A colder Black Sea?

In what may be a sign of escalating tensions, Russia and NATO engaged in a war of words last week after the Russians claimed they had fired warning shots and dropped bombs in the path of a UK destroyer, which they claim had entered Russian waters near Sevastopol on the Crimean Peninsula. British authorities denied the claim, saying the Russians were undertaking a “gunnery exercise” and that to their knowledge no bombs were dropped near their destroyer that was sailing outside of Russian territorial waters on its way to Georgia. At the time of the purported incident, the British vessel was participating in NATO exercises.

The accusations and denials are part of a larger shift in international security dynamics, with the U.S. and NATO turning their attention away from the conflicts generated by the war on terror and re-focusing on Russia and China. Russia, in turn, has been escalating its military presence in the Black Sea. Is this key body of water returning to its volatile Cold War dynamics?

Adnan R. Khan: Can we start with a little backgrounder on the history of Turkish and Russian interests in the Black Sea. Why is the Black Sea so important for Russia?

Ilter Turan: Historically, the Black Sea has been an area of contention between Russia and the Ottoman Empire. The collapse of both at around the same time at the end of the First World War made it possible to call a temporary halt to this competitive relationship. Then, as the Soviet Union became more assertive during WWII, Stalin wanted to revise the Montreux Convention that gave sovereignty over the Turkish straits to Turkey. Stalin’s demand caused extreme concern in Turkey, constituting a major reason that prompted the Turkish government to join NATO.

Adnan R. Khan: Since the collapse of the Soviet Union, the looming question has been what kind of a world order will emerge next. Some people have argued that we’re headed for a multipolar order but the most recent shift in the U.S. military posture suggests a re-focus on Russia. Does this mean a return to a Cold War-like bipolarity?

Ilter Turan: There is speculation that we might be going back to a bipolar order. •bviously, it’s not the old order because the main adversary to the U.S. is, in addition to Russia, China. Still, Russia’s expansionist tendencies are a major concern for both the U.S. and the EU. It has been the major driving force behind recent NATO efforts of reconstitute itself as an alliance as in the times of the Cold War, to counter aggressive Russian policies. The Cold War doctrine of containment was not simply to stop Russian expansion but also to push the Soviet Union back. We see echoes of that in the current push to make the EU a more important actor in the Black Sea region and in the increasing activity of American and British navies in the area. It seems that a Cold War-type relationship with Russia is coming back.

Adnan R. Khan: The Black Sea is becoming crowded with much more advanced and deadly naval vessels than the Montreux agreement envisioned. Is the Convention working as it should or does it need an overhaul?

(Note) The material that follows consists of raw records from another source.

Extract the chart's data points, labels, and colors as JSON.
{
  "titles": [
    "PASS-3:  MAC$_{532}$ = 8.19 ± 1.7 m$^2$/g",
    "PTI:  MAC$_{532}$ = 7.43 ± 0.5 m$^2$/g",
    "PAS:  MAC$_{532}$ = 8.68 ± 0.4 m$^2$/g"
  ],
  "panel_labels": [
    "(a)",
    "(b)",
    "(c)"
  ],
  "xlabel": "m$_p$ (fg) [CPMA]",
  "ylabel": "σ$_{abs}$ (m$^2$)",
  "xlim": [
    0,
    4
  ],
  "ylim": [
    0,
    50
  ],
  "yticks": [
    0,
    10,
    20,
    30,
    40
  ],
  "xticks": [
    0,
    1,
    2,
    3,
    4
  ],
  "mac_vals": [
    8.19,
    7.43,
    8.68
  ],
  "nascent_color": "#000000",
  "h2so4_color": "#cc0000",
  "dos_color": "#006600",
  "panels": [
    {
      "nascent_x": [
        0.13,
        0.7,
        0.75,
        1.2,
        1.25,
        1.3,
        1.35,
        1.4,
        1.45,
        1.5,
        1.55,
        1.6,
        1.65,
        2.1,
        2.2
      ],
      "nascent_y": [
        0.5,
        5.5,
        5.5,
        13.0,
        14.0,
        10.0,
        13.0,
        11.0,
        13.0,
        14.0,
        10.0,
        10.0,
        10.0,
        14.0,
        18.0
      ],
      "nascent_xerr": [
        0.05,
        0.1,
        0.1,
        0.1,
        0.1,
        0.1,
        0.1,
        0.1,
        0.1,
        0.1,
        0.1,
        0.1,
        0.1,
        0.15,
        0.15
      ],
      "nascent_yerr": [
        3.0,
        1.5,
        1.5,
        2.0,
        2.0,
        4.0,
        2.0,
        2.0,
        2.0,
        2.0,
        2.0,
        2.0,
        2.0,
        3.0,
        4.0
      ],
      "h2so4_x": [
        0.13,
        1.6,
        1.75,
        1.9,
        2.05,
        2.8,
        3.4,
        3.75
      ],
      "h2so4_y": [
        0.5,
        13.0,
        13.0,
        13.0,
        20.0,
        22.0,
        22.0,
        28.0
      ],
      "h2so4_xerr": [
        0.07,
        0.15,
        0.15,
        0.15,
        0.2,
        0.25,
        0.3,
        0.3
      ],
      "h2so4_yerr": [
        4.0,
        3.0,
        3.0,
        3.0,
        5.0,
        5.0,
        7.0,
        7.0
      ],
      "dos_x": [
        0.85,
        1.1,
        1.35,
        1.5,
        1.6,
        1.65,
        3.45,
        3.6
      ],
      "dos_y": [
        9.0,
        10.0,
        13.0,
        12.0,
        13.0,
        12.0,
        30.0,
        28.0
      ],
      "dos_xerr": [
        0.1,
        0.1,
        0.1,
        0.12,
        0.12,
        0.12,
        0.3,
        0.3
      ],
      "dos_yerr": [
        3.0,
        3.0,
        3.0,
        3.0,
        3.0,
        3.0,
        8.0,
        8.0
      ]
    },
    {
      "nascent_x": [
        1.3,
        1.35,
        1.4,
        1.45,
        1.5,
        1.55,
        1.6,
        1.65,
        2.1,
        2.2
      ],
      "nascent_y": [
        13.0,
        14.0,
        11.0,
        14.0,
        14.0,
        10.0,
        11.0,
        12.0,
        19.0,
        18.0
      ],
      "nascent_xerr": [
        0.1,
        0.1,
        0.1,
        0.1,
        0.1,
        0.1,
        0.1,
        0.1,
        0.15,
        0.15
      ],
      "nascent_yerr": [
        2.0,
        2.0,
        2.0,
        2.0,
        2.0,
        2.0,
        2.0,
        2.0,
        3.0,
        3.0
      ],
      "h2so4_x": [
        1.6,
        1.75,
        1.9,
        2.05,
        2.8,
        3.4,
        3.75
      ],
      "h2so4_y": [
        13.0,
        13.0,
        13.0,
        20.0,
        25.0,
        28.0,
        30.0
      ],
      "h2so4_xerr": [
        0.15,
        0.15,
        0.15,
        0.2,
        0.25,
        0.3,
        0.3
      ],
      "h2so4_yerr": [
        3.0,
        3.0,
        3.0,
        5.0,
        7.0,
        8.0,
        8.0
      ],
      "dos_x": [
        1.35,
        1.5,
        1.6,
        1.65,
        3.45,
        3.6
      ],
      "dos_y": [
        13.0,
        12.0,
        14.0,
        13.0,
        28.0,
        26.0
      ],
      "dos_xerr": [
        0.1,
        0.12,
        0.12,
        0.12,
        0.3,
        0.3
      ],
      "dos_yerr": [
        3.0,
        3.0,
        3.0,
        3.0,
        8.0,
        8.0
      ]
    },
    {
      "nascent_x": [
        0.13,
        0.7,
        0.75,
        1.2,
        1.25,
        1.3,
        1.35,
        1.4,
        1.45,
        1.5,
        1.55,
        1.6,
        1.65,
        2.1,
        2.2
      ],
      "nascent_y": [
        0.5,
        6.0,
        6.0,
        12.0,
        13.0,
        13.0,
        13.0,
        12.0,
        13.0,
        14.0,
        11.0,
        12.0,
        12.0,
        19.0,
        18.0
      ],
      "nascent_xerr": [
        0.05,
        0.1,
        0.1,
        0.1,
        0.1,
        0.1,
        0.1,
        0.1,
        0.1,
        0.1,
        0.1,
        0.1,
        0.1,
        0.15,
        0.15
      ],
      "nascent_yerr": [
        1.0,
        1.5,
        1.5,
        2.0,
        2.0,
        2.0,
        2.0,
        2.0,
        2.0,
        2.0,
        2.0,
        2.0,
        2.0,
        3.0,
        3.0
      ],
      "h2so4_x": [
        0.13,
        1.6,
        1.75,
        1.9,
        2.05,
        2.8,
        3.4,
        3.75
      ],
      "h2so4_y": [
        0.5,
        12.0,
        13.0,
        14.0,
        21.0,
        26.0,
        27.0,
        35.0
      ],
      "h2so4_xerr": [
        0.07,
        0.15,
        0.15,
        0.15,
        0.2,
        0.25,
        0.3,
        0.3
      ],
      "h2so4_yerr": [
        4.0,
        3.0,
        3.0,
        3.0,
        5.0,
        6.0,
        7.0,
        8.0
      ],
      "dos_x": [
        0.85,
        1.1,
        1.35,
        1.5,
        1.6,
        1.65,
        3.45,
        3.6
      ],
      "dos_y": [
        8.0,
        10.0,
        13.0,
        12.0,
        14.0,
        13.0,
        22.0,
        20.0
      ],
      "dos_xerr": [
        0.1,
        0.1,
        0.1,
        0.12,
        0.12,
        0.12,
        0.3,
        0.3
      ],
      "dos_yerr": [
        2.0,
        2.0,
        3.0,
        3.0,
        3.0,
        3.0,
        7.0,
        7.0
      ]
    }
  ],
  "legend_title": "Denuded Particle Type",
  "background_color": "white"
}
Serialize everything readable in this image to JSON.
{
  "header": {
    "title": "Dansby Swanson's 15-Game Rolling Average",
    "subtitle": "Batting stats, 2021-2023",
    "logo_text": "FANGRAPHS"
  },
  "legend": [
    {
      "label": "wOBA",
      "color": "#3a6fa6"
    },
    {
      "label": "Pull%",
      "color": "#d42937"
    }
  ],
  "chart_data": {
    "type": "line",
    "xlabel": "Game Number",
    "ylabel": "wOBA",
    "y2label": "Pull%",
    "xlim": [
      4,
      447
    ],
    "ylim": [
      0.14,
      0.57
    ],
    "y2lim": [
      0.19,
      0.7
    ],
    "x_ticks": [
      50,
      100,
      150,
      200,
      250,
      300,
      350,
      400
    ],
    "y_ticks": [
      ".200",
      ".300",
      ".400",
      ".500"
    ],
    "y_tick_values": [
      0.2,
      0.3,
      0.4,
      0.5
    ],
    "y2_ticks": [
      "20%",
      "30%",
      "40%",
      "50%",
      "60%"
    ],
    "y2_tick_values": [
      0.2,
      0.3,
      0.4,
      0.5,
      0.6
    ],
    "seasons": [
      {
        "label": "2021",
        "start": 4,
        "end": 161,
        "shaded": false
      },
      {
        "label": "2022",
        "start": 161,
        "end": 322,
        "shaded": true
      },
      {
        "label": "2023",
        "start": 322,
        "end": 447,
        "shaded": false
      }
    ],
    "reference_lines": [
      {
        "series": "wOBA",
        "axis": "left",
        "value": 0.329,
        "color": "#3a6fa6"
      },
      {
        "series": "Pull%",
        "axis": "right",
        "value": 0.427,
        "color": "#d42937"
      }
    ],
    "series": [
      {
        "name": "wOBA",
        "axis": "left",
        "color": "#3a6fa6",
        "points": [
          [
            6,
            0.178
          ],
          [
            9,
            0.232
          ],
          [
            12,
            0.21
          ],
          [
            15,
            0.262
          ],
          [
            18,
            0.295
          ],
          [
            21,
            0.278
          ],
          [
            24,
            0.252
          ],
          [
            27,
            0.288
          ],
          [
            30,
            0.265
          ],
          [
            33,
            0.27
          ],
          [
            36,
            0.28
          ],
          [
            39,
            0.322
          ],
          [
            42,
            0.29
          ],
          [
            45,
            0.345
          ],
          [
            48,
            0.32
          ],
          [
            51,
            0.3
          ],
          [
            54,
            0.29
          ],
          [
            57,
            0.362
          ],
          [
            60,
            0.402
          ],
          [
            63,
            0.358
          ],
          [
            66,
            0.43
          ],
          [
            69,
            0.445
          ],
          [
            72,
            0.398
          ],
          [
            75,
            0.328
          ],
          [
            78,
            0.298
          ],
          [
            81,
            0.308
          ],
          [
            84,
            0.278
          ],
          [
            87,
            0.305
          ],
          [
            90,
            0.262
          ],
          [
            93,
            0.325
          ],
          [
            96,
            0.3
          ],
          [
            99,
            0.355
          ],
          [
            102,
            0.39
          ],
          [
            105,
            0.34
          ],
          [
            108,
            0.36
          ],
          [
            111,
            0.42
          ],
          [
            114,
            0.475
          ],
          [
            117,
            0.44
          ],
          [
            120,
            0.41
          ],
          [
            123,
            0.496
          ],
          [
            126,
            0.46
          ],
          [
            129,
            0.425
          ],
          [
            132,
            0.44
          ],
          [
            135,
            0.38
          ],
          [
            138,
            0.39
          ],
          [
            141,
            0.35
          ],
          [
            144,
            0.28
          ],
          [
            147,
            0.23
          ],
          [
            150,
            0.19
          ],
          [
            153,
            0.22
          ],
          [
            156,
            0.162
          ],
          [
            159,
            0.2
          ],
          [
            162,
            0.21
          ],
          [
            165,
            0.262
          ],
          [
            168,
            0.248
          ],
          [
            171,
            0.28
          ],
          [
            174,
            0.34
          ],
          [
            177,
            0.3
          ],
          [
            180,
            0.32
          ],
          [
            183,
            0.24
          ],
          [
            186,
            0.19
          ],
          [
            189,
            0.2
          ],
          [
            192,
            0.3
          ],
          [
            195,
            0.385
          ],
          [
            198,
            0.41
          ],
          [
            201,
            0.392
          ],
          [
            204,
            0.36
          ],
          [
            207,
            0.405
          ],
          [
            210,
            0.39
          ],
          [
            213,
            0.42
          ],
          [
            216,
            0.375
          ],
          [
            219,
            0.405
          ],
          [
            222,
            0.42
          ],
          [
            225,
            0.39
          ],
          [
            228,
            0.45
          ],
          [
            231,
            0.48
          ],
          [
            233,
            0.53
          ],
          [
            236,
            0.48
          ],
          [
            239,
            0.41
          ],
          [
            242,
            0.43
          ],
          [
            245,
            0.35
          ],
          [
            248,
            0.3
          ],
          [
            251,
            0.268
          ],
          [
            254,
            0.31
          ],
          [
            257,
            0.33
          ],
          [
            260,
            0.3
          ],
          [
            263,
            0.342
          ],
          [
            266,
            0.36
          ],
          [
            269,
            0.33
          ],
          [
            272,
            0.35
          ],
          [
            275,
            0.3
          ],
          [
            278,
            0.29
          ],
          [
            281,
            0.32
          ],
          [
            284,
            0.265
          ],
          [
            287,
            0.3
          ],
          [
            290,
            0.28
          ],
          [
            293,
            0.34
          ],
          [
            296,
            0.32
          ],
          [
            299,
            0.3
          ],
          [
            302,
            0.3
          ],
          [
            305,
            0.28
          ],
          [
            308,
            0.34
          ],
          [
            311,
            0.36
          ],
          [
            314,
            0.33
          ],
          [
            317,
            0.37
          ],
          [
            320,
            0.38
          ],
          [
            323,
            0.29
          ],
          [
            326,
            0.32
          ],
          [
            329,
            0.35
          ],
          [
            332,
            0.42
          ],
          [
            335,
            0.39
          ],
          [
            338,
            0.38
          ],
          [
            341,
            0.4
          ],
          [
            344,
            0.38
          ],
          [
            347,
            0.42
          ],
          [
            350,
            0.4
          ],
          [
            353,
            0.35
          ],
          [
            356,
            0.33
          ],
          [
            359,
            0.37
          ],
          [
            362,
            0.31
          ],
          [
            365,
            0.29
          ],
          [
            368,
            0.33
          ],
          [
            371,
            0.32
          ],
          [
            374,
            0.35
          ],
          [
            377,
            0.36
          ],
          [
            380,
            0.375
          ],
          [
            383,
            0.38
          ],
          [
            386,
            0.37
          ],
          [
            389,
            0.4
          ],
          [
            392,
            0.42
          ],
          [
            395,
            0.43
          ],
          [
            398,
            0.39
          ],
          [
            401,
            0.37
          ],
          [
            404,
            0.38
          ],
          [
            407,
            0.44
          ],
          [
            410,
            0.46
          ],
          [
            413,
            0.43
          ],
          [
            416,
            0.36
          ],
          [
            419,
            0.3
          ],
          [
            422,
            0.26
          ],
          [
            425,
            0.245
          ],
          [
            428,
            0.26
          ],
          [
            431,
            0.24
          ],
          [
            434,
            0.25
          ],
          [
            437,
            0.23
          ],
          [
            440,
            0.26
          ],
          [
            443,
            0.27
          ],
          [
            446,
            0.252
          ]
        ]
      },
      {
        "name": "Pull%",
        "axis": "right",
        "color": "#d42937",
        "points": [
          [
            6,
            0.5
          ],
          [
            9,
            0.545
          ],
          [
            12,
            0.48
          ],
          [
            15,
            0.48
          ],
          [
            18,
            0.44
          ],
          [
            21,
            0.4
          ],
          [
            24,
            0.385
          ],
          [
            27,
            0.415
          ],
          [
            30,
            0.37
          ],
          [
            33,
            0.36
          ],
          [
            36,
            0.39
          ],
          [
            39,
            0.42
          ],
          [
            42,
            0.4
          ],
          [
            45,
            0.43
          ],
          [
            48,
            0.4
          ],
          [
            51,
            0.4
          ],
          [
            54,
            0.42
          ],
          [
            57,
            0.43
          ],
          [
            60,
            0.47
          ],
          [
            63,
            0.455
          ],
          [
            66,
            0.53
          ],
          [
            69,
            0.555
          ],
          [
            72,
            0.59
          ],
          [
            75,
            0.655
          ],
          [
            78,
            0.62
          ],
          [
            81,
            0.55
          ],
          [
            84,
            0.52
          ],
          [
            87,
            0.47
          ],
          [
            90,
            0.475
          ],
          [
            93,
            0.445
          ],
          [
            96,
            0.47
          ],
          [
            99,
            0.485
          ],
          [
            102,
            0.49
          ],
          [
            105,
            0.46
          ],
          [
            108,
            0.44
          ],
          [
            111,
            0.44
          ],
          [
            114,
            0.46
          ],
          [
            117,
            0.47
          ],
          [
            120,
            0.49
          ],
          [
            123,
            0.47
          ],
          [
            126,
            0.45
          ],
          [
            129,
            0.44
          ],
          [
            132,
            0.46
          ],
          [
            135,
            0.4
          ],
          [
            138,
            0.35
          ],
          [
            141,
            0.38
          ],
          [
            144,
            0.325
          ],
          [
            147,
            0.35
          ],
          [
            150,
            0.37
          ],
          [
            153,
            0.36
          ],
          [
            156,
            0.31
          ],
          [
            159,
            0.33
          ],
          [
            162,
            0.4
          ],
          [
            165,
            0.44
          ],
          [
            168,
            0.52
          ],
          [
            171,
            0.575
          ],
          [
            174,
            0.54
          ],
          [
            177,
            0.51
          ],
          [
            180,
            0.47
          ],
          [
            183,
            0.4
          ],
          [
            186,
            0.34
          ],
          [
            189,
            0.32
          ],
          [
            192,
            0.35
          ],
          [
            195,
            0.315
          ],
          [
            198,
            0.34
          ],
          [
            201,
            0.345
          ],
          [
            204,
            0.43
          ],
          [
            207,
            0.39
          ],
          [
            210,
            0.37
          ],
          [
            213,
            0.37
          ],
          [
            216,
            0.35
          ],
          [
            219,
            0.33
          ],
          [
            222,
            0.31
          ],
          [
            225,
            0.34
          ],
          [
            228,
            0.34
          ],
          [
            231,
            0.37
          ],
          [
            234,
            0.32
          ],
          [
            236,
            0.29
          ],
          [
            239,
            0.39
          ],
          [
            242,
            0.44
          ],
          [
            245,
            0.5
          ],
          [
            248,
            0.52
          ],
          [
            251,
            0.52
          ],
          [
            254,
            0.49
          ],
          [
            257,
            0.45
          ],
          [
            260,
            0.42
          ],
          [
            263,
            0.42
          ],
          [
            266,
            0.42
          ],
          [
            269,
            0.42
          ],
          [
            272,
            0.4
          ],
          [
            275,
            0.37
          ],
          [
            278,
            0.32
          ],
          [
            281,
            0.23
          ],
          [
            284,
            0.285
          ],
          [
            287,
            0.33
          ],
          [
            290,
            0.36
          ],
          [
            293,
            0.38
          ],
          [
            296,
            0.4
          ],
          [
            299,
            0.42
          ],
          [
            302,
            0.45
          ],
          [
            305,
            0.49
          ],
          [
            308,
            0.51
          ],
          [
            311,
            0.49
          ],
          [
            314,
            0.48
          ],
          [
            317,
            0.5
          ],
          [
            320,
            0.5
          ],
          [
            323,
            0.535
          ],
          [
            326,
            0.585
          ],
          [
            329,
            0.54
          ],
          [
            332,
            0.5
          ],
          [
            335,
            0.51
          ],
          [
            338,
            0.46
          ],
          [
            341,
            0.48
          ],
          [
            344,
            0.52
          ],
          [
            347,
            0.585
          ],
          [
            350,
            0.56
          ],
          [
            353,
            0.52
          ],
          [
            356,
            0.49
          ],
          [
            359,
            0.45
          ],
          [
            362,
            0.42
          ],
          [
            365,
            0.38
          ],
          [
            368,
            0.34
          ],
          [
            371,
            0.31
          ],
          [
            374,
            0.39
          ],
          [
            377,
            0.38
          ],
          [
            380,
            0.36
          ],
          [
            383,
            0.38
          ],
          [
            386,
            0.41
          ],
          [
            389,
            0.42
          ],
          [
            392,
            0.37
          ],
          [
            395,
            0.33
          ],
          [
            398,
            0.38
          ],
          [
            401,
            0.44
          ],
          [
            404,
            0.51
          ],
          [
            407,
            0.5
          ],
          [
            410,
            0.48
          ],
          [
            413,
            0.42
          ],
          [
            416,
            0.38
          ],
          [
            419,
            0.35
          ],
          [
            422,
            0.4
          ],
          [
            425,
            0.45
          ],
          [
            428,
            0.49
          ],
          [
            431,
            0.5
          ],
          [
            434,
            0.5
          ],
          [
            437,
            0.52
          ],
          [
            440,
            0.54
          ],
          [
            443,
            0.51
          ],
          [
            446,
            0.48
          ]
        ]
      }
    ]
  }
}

Ilter Turan: I think the basics of the Montreux Convention are still valid. If you look at some of the details, some of the weapons technology, for example, has changed and may not correspond anymore to what is specified in the Convention. But the basic spirit of the agreement, i.e. ensuring safe passage of commercial traffic through the Turkish Straits, regulating the passage of naval vessels aiming that no littoral state feels threatened is observed. Turkey has been very careful in implementing the Montreux rules to achieve these ends. I don’t think changing the treaty is necessary because it is serving its purpose well. An attempt at modification would give an opportunity to other nations with multiple intentions to demand that they should have a say in shaping the new document. The current convention does not include some of the important countries that are now expressing a strong interest in greater military access to the Black Sea. From a Turkish perspective, it is totally undesirable and unnecessary revise Montreux. It is equally important for Turkey, however, to ensure that the spirit of the convention is observed.

Adnan R. Khan: Cycling back to this incident between the UK and Russia, the Black Sea does seem to be a crowded space these days. Are you concerned about the potential for an escalatory cycle developing?

Ilter Turan: Of course, with so many naval vessels, the chances for unwanted and unintended incidents may go up. What happened in this particular instance, however, is not an accident but a deliberate act on the part of the British vessel to sail in Crimean territorial waters to show that the Russian annexation of Crimea is not recognized. Although the sides are claiming rather different scenarios, it is clear that the Russians tried to drive the British vessel away without creating a major incident. I do not think that this incident in itself constitutes a reason to raise any alarm bells but it is certainly a reminder that the Black Sea region is again becoming an important geopolitical hotspot.